# changer mot de passe admin. sur G5 Tiger



## anjacq (2 Mars 2014)

Bonjour, 
J'ai acheté (chez Cash Express) un G5 PPC bi-proc 1,8 Ghz, 4 Go SDRAM, HD 160 Go, cg Radeon 96OO pro, OS X Tiger 10.4.11 en provenance d'une boîte de graphisme, avec plein de logiciels installés.
Je souhaiterais l'utiliser tel quel, car il fonctionne parfaitement bien. Le seul souci est que le vendeur n'a évidemment pas pu me fournir le mot de passe administrateur.
Existe-t-il une procédure permettant de changer le mdp admin pour me permettre de garder mon G5 en l'état, et pouvoir aller sur internet et faire les mises à jour ?
Merci et reconnaissance éternelle à celui qui pourra me dépanner.

P.S. J'ai oublié de préciser que je n'ai pas de CD d'installation Tiger.


----------



## pascalformac (2 Mars 2014)

anjacq a dit:


> Bonjour,
> J'ai acheté (chez Cash Express) un G5 PPC bi-proc 1,8 Ghz, 4 Go SDRAM, HD 160 Go, cg Radeon 96OO pro, OS X Tiger 10.4.11 en provenance d'une boîte de graphisme, avec plein de logiciels installés.
> Je souhaiterais l'utiliser tel quel, car il fonctionne parfaitement bien.

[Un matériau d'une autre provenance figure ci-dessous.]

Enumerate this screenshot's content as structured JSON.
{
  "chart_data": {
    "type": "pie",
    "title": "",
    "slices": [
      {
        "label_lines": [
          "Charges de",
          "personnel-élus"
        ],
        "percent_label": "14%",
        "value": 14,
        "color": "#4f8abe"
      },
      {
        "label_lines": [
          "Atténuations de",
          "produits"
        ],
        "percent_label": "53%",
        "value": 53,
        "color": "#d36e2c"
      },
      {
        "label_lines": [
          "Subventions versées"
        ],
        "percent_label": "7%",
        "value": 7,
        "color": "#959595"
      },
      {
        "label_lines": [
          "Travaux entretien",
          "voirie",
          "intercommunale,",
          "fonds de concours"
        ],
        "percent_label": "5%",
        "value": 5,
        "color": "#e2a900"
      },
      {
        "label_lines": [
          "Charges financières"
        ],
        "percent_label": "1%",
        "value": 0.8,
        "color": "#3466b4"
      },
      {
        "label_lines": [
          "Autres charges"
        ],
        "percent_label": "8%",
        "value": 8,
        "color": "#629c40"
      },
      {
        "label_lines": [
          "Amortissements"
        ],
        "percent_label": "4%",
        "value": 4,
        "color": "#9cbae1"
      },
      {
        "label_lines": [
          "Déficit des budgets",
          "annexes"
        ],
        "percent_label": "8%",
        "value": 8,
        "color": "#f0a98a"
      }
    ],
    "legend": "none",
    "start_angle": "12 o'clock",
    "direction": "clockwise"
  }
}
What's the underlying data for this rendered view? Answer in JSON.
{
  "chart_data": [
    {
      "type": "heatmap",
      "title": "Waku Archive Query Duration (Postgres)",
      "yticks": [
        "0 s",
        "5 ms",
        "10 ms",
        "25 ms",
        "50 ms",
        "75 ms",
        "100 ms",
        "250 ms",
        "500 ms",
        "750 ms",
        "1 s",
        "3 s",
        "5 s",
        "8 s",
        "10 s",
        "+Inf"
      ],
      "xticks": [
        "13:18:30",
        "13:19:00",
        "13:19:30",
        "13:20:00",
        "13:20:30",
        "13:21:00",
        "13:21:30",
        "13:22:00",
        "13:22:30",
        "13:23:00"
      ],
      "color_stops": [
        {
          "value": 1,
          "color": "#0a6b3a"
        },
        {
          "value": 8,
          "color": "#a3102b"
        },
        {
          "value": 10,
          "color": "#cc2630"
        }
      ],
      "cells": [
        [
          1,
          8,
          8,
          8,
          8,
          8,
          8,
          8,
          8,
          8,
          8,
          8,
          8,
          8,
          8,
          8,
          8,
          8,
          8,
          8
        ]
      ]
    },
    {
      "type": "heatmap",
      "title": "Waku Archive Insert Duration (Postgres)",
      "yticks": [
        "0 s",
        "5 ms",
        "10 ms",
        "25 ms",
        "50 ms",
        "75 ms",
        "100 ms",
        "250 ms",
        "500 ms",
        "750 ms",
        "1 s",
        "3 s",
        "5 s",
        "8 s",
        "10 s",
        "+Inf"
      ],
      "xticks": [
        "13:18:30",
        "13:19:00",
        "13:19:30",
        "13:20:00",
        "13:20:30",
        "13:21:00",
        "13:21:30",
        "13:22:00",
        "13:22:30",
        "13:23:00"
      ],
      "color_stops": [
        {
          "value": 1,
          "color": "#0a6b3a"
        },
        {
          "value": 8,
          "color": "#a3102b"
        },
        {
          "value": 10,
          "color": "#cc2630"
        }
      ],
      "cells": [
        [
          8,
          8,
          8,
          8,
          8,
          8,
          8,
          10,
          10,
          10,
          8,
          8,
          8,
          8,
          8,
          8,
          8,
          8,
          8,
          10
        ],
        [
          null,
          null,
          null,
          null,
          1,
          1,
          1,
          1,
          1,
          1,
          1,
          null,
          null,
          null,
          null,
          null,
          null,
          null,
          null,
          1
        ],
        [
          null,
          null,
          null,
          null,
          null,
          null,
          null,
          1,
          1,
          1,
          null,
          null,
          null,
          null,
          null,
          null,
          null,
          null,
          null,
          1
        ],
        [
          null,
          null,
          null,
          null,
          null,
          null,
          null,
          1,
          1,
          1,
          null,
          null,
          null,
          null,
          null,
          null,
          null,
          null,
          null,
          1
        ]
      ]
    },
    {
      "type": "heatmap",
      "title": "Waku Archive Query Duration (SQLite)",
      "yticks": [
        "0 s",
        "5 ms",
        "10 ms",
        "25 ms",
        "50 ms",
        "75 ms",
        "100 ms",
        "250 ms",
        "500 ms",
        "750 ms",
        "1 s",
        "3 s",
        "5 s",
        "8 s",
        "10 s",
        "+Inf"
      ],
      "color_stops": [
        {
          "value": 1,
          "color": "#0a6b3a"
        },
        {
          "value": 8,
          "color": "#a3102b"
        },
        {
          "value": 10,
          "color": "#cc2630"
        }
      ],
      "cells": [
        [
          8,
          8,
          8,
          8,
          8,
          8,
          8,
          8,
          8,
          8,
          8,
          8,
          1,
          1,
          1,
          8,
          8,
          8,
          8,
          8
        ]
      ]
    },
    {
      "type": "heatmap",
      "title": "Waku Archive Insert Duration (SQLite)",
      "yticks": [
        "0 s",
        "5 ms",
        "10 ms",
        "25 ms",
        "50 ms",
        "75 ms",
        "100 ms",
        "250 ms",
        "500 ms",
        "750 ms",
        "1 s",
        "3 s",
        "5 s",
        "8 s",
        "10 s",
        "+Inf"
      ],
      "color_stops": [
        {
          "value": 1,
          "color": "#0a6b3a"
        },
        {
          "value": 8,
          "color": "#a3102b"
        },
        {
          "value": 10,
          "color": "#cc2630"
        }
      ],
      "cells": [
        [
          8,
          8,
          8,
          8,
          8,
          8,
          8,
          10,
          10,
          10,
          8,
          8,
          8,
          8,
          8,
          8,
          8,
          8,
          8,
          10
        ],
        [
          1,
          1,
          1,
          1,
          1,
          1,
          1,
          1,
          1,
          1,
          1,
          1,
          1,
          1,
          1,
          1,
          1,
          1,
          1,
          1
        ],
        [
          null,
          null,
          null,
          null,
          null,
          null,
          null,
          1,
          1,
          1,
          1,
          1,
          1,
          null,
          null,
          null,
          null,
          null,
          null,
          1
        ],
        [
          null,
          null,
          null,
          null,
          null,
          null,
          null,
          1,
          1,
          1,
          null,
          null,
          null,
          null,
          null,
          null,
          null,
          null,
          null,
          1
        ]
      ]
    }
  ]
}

il est possible , pas sûr  ca dépend des réglages- que tu puisses AJOUTER un compte  ADMI
essaye




> P.S. J'ai oublié de préciser que je n'ai pas de CD d'installation Tiger.


ca c'est pas bon du tout
eventuellement trouver un tiger UNIVERSEL ( noir)
devenu assez cher en occaze , mais t'as peut etre un ami  qui en a un


----------



## Xidi73 (2 Mars 2014)

Salut !

Si t'es sur Liège, je veux bien te dépanner, je l'ai encore.
Mais je ne sais pas le vendre, j'en ai fort besoin.

Enfin voilà,


Cordialement,

Xidi73


----------



## anjacq (3 Mars 2014)

Merci de ta proposition Xidi73, mais malheureusement je n'habite pas Liège et je n'ai pas l'intention d'y aller prochainement...
Cordialement.


----------



## pascalformac (3 Mars 2014)

anjacq a dit:


> Merci de ta proposition Xidi73, mais malheureusement je n'habite pas Liège et je n'ai pas l'intention d'y aller prochainement...
> Cordialement.


ceci dit si tu indiquais
si tu as des amis avec ce cd-dvd
ou ta ville 
ca aiderait à faire avancer....


----------



## anjacq (3 Mars 2014)

pascalformac a dit:


> ceci dit si tu indiquais
> si tu as des amis avec ce cd-dvd
> ou ta ville
> ca aiderait à faire avancer....




Tu as raison. 
J'habite Coulonges sur l'Autize (79160), alors si quelqu'un du Poitou-Charentes peut me proposer un DVD d'install d'OS X Leopard, je suis preneur.
Merci.


----------



## pascalformac (3 Mars 2014)

ben au début tu mentionnes ...tiger


----------



## anjacq (3 Mars 2014)

C'est vrai, c'est un lapsus, je voulais dire Tiger bien sûr.


----------



## macomaniac (10 Mars 2014)

Salut *anjacq*.

Si *Pascal 77* ne voit pas d'inconvénient à la publication de ce qui suit (Macs PPC plus supportés par Apple, DVD d'install «Tiger 10.4.3» plus commercialisé par Apple) : 

j'ai fait 2 copies de mon DVD universel (retail) noir : «Tiger Install DVD 10.4.3» - une au format _image_comprimée_, une autre au format _maître CD/DVD_ - sur des DVD 4,7 Go basiques. Les 2 _bootent_ également. Si tu es toujours intéressé, communique-moi une adresse par message privé et un facteur zélé fendra la plaine poitevine pour te les délivrer à _Coulonges_.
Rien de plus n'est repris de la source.